Mise à jour : 27 novembre 2014. Catégorie : Buenos Aires.

Les 36 billards, une histoire de décadence et de renouveau !

 

Début 2014, le bar des 36 billards de l’avenida de Mayo avait fermé. Rien n’y avait fait et malgré le lancement de quelques soirées tangueras, les consommateurs se faisaient de plus en plus rare. Il faut dire que je notais à chacun de mes passages une sorte de décadence qui rendait la salle de plus en plus obscure certainement en raison d’économie sur la facture électrique.
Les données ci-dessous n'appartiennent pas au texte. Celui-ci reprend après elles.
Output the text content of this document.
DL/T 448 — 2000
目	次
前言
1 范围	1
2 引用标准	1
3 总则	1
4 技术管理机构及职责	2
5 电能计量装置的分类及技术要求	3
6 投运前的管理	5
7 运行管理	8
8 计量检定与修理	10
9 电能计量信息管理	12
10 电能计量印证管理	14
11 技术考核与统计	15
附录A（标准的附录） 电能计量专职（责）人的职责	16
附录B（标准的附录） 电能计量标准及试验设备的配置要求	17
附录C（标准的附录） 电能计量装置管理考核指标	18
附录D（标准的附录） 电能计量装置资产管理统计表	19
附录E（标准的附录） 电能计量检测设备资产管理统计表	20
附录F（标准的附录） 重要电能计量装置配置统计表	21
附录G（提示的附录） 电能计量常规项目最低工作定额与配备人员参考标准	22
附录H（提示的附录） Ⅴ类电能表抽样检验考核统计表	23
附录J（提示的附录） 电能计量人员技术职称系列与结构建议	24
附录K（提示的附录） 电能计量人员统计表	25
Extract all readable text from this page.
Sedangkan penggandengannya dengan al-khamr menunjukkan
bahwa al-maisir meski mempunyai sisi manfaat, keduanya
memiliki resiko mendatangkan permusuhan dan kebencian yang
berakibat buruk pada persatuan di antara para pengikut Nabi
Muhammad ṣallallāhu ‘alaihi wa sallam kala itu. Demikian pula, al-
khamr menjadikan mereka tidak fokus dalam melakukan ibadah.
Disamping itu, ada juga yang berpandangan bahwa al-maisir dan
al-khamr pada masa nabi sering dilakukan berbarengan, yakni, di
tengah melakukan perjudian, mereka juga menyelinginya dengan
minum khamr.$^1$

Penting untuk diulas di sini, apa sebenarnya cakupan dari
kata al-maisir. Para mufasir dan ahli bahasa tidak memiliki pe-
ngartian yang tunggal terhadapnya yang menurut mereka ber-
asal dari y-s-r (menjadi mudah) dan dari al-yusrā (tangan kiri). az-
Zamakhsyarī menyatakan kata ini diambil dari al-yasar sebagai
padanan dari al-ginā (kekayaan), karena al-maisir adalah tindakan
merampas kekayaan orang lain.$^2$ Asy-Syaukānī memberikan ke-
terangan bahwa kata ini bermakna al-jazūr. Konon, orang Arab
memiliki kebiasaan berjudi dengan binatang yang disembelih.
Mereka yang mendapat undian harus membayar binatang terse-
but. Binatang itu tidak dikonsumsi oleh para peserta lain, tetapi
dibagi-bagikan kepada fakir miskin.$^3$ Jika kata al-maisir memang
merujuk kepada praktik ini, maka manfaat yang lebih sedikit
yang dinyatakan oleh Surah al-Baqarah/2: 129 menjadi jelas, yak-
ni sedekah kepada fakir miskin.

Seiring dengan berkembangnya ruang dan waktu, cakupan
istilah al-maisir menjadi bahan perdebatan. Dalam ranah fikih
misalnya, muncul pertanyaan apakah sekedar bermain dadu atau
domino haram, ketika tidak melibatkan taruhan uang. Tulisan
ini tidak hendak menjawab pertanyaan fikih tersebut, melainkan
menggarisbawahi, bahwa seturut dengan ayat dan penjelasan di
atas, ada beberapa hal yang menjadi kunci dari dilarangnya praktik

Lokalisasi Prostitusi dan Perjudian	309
Quant aux « mozos » (garçons de café), le service à la clientèle laissait désirer et les matchs passant sur les téléviseurs captivaient plus leurs attentions que les gesticulations des clients pour attirer leurs regards. C’est ainsi que j’ai vu la salle des 36 billards sombrer dans l’oublie, l’endormissement et dans la poussière. J’y passais de temps en temps amenant quelques voyageurs lorsque mes pas me poussaient à déambuler sur la cuadras des 1200 de l’Avenida de Mayo, et mon plaisir s’amenuisait à chacune de mes visites. On n’y allait plus depuis des lustres, quelques vieux porteños d’origine espagnole arrivés a Buenos Aires dans les années 50 et 60, y allaient encore pour y jouer aux dominos ou boire des alcools que la majorité des moins de 40 ans ne connaissent même pas de nom (comme le Pineral, le Cynar ou l’Esperidina).

Poussiere et fantômes :

 

Les 36 billards ou plutôt le fantôme de cette salle datant de 1914, arriva à persister jusqu’au 28 novembre 2013, ou la nouvelle de la fermeture de la salle tomba telle un météorite sur le Yucatan. Les porteños apprirent que le célèbre café venait d’être vendu à la chaine de pizzas « La Continental » et que cette nouvelle société avait dans l’idée de fermer le lieu pour y faire des travaux en vue de l’ouverture d’une de ses succursales. Vous savez, c’est un peu comme toujours, tant qu’une chose, une personne, ou un lieu existe, on l’oublie à force de passer devant ou de la voir, le jour ou elle disparaît on s’étonne ou plus on s’insurge face a son départ !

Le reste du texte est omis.